If you want a true manual, you can get that, too, standard on all trim levels but the Limited. The five-speed has a light clutch pedal and a journeyman shifter and is pleasant enough to use, but the advantages are fewer than ever. Yes, it will save you $1,000, but the mileage advantage is gone ? 25/34 mpg versus 27/36 mpg with the automatic, in the sedan. (The manual hatchback gets 1 mpg less on the highway.)
The transmission also needs another gear, both for efficiency and performance's sake. As manual transmissions' mileage advantage slips away, I suspect automakers will learn that they appeal mainly to those who simply want to drive a manual, and those buyers will demand more performance, not less. The manual 2012 Impreza doesn't fit that description.

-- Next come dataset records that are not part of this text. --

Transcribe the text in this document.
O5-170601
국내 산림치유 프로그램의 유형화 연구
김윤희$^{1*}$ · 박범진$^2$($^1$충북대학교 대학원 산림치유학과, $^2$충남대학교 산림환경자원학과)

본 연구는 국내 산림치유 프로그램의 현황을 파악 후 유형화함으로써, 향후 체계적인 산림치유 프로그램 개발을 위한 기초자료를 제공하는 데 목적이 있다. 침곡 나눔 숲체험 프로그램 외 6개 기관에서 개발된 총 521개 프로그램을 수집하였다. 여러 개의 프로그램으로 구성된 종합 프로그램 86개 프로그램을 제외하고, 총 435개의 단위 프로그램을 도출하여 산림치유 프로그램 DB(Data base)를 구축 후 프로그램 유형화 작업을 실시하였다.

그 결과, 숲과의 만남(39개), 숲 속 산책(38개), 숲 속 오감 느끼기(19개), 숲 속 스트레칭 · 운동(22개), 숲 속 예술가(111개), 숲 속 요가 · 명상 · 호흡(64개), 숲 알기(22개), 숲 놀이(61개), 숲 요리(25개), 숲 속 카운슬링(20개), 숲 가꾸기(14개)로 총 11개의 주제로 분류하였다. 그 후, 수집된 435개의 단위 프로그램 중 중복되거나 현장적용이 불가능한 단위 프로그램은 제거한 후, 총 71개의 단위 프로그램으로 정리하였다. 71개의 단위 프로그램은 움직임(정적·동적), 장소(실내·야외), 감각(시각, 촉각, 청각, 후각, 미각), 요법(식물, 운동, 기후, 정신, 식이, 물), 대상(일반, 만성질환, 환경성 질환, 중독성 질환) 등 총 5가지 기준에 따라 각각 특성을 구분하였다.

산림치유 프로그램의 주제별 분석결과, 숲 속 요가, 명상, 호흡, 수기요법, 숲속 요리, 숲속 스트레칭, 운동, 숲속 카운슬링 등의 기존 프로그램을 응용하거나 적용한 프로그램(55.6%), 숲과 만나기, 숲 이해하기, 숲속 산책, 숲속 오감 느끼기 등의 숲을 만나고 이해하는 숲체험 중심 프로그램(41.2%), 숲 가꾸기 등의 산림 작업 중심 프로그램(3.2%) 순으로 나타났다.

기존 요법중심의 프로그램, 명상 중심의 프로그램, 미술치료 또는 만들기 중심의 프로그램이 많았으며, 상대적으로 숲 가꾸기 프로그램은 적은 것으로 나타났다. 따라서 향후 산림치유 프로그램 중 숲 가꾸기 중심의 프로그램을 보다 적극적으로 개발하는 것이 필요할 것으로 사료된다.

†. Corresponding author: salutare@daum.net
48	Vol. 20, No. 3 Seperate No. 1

Apart from the manual gearbox's inherent limitations, it teams with a simpler, viscous-coupling all-wheel-drive system rather than the automatic's sophisticated electronically controlled clutch-based hardware. The latter can apportion 100 percent of the power to the front or rear axle while the manual splits it 50/50. This is the norm across Subaru's other models (except the high-performance STI), in which I've found both systems to be excellent in snow and off-road. Most drivers wouldn't perceive a difference.